1.     Was there a moment where you felt compelled to tell a story about the rise of ISIS and Islamic fanaticism with this book being the result?

This is a subject I’ve been dealing with since my teenage years in Algeria, then by being in a number of wars between Islam and the West. Because Islam represents a serious (though often underestimated) threat to our modern Western way of life and civilization, I am consistently driven to write about and report it.

2.     This novel is significant in length being over 500 pages long. How long did it take you to write Assassins?

I began writing it after 9/11, when I realized that our own government had helped to create that disaster and then failed to protect us from it. Over the years I added to it, and finally finished it last winter.

3.     What were you looking to accomplish in providing multiple viewpoints ranging from an American commando to an Afghani warlord?

Everyone’s truth is different; if we can’t understand the enemy (and how we have helped to create them) then we can’t possibly defeat them. Even more importantly, what we do wrong (such as invading Iraq, or letting Bin Laden escape from Tora Bora, or leaving Iraq in 2011 after we had basically won) merely creates more enemies in the future.

4.     How much research went into bringing characters and their various cultures to life?

Very little research. Most of this is straight out of my own life and those of colleagues and friends.

5.     Which one of those characters was the hardest to write?
They were all easy to write, as they are taken from life. They are who they are; I just described them.

6.     Which one was your favorite or most enjoyable to write?

The French doctor. Because I had the hots for her.

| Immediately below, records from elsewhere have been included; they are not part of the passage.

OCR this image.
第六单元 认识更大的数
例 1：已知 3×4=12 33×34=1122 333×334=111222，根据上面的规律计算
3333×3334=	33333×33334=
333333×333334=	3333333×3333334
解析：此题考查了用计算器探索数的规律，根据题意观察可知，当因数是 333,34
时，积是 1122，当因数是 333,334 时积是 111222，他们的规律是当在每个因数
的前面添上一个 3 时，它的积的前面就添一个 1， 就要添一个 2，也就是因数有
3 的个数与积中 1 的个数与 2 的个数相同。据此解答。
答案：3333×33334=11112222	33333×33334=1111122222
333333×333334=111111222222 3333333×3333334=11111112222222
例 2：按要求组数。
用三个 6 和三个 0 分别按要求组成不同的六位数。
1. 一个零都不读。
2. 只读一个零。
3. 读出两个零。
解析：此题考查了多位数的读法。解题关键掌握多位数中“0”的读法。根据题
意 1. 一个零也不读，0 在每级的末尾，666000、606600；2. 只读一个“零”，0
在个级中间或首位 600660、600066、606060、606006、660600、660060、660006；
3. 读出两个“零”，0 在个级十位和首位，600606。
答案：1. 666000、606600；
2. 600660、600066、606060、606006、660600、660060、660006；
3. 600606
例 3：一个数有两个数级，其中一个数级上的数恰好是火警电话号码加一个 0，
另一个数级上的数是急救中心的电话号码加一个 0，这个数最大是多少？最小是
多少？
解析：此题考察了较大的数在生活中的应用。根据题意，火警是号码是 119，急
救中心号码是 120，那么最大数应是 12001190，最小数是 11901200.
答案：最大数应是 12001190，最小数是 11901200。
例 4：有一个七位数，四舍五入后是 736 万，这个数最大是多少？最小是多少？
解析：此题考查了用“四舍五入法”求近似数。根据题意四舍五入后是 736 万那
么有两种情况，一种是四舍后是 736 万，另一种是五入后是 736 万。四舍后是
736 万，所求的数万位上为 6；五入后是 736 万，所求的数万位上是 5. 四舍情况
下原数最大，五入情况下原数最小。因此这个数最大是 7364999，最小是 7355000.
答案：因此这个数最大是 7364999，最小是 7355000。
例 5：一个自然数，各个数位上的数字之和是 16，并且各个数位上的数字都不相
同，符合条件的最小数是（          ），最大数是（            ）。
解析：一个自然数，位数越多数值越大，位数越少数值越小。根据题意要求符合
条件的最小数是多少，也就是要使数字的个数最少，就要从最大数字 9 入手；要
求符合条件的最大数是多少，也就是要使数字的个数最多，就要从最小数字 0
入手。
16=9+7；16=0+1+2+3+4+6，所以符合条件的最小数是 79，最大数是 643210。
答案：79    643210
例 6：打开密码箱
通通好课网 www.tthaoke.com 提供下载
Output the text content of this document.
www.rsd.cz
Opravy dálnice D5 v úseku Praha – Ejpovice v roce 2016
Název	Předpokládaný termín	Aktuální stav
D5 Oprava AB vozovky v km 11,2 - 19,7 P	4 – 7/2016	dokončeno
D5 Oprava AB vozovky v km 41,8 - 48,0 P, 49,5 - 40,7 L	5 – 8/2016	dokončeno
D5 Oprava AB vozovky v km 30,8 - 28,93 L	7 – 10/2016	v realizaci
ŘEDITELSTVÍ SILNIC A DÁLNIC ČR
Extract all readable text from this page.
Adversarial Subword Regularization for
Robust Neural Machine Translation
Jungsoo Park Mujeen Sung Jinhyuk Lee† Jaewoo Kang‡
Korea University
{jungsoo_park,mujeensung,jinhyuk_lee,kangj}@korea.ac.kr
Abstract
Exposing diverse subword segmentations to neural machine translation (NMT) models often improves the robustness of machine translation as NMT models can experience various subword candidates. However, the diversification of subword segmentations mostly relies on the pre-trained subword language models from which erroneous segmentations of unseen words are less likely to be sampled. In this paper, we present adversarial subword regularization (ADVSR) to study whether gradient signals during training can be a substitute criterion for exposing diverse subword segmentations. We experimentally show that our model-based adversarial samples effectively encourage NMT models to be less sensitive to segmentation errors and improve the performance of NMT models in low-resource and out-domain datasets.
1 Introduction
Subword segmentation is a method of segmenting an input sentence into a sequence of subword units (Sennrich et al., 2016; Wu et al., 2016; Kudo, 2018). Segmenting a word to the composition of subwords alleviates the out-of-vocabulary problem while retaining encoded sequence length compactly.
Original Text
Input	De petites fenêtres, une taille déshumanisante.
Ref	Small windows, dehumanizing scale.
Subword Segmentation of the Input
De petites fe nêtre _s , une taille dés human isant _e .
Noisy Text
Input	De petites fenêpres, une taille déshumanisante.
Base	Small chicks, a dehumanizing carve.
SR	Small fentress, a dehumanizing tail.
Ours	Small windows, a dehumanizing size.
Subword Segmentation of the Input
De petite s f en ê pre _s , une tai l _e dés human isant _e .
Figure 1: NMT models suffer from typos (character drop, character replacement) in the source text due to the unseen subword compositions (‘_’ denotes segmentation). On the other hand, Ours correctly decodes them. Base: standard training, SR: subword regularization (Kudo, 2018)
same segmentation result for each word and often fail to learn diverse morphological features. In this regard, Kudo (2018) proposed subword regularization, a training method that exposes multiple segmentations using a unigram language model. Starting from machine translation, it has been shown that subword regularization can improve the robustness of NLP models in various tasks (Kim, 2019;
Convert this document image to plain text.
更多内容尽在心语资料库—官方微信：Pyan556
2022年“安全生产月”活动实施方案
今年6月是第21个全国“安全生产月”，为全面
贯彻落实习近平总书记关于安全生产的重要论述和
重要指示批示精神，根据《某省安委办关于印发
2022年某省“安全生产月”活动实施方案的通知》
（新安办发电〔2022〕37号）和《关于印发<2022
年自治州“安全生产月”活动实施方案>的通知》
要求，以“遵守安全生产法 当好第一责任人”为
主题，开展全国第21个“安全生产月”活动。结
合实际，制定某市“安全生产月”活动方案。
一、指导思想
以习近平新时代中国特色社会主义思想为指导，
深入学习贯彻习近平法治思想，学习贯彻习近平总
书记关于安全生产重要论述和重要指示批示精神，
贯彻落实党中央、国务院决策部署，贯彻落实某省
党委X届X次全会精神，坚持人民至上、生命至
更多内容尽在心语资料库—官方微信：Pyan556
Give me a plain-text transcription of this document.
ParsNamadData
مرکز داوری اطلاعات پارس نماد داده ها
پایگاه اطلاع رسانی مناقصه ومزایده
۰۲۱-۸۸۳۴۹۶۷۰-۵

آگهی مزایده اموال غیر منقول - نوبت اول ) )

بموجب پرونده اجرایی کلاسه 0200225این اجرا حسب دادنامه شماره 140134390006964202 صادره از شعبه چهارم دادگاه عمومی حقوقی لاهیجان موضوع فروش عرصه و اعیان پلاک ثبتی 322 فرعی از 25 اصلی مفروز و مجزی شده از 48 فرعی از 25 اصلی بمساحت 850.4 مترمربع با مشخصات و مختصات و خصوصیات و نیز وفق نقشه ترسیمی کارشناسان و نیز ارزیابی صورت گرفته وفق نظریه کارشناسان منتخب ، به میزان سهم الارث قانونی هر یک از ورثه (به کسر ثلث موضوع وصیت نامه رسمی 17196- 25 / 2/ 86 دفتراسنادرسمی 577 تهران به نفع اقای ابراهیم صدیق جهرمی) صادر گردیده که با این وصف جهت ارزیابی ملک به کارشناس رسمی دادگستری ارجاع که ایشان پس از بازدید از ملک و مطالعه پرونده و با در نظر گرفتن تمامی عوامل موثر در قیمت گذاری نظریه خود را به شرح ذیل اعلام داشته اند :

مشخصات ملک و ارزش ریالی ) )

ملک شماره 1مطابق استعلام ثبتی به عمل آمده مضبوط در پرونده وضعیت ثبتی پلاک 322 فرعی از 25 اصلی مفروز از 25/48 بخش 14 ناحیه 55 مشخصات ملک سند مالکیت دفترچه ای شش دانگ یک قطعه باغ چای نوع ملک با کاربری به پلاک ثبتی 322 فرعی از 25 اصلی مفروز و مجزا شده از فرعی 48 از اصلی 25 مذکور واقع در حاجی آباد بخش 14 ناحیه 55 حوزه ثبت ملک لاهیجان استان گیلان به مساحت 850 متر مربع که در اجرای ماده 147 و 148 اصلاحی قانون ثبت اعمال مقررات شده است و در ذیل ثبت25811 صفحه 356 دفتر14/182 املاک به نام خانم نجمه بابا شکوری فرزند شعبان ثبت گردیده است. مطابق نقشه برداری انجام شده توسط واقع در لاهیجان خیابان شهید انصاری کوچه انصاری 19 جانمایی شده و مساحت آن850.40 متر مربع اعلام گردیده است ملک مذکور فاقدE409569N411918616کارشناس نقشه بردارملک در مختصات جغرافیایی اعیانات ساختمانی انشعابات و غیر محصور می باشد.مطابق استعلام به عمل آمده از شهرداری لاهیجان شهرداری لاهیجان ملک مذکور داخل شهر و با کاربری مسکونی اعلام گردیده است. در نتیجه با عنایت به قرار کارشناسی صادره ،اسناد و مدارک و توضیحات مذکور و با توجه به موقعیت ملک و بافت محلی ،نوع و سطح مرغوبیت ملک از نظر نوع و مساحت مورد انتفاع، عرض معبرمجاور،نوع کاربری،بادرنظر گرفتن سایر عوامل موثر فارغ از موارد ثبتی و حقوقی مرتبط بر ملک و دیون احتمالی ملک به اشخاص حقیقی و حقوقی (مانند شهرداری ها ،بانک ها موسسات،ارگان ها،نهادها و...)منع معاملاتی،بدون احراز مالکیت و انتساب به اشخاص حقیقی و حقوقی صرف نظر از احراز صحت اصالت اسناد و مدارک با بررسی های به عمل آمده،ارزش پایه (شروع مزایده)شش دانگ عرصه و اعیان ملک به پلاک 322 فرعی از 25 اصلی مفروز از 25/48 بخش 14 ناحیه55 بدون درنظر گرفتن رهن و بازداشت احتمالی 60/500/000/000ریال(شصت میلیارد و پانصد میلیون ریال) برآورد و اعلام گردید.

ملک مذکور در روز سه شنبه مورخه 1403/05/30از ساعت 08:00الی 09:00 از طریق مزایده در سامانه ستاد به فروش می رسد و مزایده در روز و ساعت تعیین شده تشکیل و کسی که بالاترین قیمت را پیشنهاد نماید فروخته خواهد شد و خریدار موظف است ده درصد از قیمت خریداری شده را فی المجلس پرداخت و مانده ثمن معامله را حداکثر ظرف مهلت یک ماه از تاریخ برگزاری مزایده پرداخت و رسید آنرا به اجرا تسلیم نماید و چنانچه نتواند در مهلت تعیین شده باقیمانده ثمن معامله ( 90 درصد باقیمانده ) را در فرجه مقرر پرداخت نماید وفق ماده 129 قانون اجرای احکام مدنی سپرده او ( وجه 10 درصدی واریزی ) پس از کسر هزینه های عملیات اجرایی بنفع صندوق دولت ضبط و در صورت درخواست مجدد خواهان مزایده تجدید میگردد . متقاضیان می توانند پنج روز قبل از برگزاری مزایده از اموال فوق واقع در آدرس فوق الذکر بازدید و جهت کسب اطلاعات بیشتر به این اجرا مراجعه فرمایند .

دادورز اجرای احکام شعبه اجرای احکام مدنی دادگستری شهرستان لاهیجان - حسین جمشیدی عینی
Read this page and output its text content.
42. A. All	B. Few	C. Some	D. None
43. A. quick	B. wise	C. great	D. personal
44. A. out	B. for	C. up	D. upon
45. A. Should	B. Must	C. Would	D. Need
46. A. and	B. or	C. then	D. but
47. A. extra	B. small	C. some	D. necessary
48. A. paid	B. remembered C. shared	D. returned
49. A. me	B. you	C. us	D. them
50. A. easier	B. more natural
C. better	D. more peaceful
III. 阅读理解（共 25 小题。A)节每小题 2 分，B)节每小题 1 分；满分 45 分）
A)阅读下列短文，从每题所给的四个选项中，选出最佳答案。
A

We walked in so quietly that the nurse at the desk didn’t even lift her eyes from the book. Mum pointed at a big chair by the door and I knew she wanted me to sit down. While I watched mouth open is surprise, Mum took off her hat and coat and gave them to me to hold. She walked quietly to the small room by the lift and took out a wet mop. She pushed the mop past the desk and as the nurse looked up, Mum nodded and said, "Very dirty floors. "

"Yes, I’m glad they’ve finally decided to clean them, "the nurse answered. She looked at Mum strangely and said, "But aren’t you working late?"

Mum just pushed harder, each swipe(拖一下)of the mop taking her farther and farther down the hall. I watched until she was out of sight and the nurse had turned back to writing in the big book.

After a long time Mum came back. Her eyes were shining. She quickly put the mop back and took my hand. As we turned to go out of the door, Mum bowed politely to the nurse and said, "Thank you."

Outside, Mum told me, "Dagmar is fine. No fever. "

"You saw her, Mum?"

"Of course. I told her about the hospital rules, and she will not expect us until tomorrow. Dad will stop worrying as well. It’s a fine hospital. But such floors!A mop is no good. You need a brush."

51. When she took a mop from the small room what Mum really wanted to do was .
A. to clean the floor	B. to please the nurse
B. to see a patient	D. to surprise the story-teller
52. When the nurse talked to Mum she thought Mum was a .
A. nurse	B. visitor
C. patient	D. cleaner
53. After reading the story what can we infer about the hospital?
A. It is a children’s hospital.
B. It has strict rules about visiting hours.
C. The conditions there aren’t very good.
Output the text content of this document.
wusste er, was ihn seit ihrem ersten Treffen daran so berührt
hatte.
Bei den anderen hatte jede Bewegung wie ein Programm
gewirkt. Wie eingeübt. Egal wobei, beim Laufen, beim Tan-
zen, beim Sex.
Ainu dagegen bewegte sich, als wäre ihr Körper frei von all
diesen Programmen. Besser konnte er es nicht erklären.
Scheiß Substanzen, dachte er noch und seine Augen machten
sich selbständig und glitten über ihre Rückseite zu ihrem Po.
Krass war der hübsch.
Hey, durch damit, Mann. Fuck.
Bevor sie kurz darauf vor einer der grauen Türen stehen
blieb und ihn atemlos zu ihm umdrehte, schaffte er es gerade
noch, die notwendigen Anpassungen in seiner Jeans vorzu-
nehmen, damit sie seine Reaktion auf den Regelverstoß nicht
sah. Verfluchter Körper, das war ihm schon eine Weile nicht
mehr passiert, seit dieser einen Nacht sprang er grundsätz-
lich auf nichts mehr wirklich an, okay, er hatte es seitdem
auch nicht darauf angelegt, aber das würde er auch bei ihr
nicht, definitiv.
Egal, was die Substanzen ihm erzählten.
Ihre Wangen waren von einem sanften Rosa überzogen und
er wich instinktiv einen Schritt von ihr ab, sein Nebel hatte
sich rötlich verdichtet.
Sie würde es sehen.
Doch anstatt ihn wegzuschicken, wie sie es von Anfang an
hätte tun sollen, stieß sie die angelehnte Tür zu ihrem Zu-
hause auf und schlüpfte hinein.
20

7.     Assassins covers over 30-years of fighting between Islam and the West but you have also said that it is an examination on a warrior’s loyalties to those he loves and those he serves. What do you mean by this?

The problem with being a warrior is that you’re obliged to follow orders. Most of the top CIA people knew in 2002-2003 that Iraq had no weapons of mass destruction (it was a total fabrication of the GW Bush administration), but had to follow the line that there was. Sometimes you go into battle knowing that the strategy and tactics are wrong and are going to cost unnecessary American casualties, but you can’t refuse. If you know a war is wrong, should you fight it?

8.      Why do you write about topics that are so relevant in modern times when it comes to environmentalism, human rights, and international conflict?

What is important to me is the protection and survival of the good against the overwhelming powers of evil.

9.     Why did you decide to end the novel on the night of the Paris attacks in 2015?

It could go on forever; one of my sons and his wife narrowly escaped death from the Muslim attack in Nice last July, but I had already finished the book. The Paris attack was an example of the hostility of the Muslim world to pleasure, joy, sex, music, women, and fun in any form. So it made a good ending, unfortunately.

1.  What do you hope for this novel to accomplish when all is said and done?

To give people a better idea of what’s really going on. Few people know the evils of the GW Bush administration, and the horrors it has caused, nor do they understand the profound evils of Muslim fundamentalism. And as I say in the book, “Anyone who reads the New York Times or listens to CNN, NPR, or any other mainline media can’t possibly have the faintest idea of what’s really going on in the world.” I’m offering a more honest and deeply focused view.